Kearns Goodwin organizes the book into three sections: First, in separate chapters she reviews each president’s earlier years, rise and remarkable early success. Next, she examines challenges each faced — and surmounted — giving them the grit, determination and perspective necessary to confront their future challenges. Finally, she examines their ultimate test in the White House and how their leadership emerged from the sum of their experiences, trials and lives.

Lincoln, of course, confronted the Civil War, perhaps the greatest challenge ever to face these United States. Teddy Roosevelt faced the great coal strike of 1902, at a time when the Northeast depended almost entirely on coal for winter fuel. Franklin Roosevelt took office during the Great Depression and launched a blizzard of legislative activity, transforming the American economy in his first (and now famous) “100 days.” Johnson took office after the brutal assassination of President Kennedy, and immediately demonstrated his legislative mastery by pushing through JFK’s tax cut, followed by the Civil Rights Act of 1964, the Voting Rights Act of 1965, Medicare and so much more.
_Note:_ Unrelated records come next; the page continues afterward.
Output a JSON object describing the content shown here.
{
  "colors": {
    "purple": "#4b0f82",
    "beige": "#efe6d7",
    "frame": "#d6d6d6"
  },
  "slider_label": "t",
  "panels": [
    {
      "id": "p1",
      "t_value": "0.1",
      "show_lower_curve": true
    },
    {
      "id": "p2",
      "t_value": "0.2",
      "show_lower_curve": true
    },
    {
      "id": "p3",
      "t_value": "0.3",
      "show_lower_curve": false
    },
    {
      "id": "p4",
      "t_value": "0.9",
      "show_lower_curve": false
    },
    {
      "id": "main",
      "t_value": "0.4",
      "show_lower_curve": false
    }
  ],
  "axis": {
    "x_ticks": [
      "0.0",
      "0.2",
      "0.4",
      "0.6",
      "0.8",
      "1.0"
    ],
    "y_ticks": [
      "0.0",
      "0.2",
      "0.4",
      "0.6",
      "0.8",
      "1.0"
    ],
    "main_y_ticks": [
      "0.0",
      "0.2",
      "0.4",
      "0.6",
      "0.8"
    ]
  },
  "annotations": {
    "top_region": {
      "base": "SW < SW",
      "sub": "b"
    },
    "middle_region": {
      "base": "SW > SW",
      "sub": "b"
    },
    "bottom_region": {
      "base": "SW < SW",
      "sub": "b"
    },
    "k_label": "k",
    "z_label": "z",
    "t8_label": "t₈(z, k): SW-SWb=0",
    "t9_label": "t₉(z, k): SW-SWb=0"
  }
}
Kearns Goodwin traces the very different lives of each of them, as they lived through adversity and used it to develop hidden depths of strength and resilience that would later prove invaluable. Lincoln rose from poverty to modest success in the state legislature but lost not one but two campaigns for the U.S. Senate. The sting of those losses never left him. Teddy Roosevelt lost his young wife in childbirth and, on the same day, his mother, from typhoid fever.

Franklin Roosevelt was stricken with polio, rendering him barely able to walk, and then only painfully, and primarily used a wheelchair for the rest of his life. Johnson, raised in poverty like Lincoln, had long operated on the principle that if “he could get up earlier and meet more people and stay up later than anybody else,” he could win whatever he set his sights on. His campaign for a U.S. Senate seat in the special election in 1941 to fill a vacancy caused by the death of Sen. Morris Sheppard crushed him with a losing margin of just 1,311 votes.

Each of them could have been destroyed by their fates. Instead, each used the hard lessons as a fulcrum and motivation for future success. Kearns Goodwin uses each to study how leaders grow, where ambition comes from and how adversity affects the growth of an emerging leader.

It would be difficult to imagine someone better suited to lead that study than Kearns Goodwin. She worked for Johnson in the White House, observing presidential power at close range, later helping LBJ to write his memoirs. She published her own study of his presidency in “Lyndon Johnson and the American Dream.” She won the Pulitzer for her book on Franklin Roosevelt, “No Ordinary Time: Franklin and Eleanor and the Home Front in World War II.“ She wrote the acclaimed “Team of Rivals” on Lincoln’s White House and “The Bully Pulpit” on Theodore Roosevelt and William Howard Taft.

So it’s perhaps no great surprise that Kearns Goodwin has a strong grasp on her subject and is able to distill critical lessons on presidential leadership. It’s as if she spent her entire career simply preparing to write this one volume. It was worth the wait. And well timed: If ever our nation needed a short course on presidential leadership, it is now.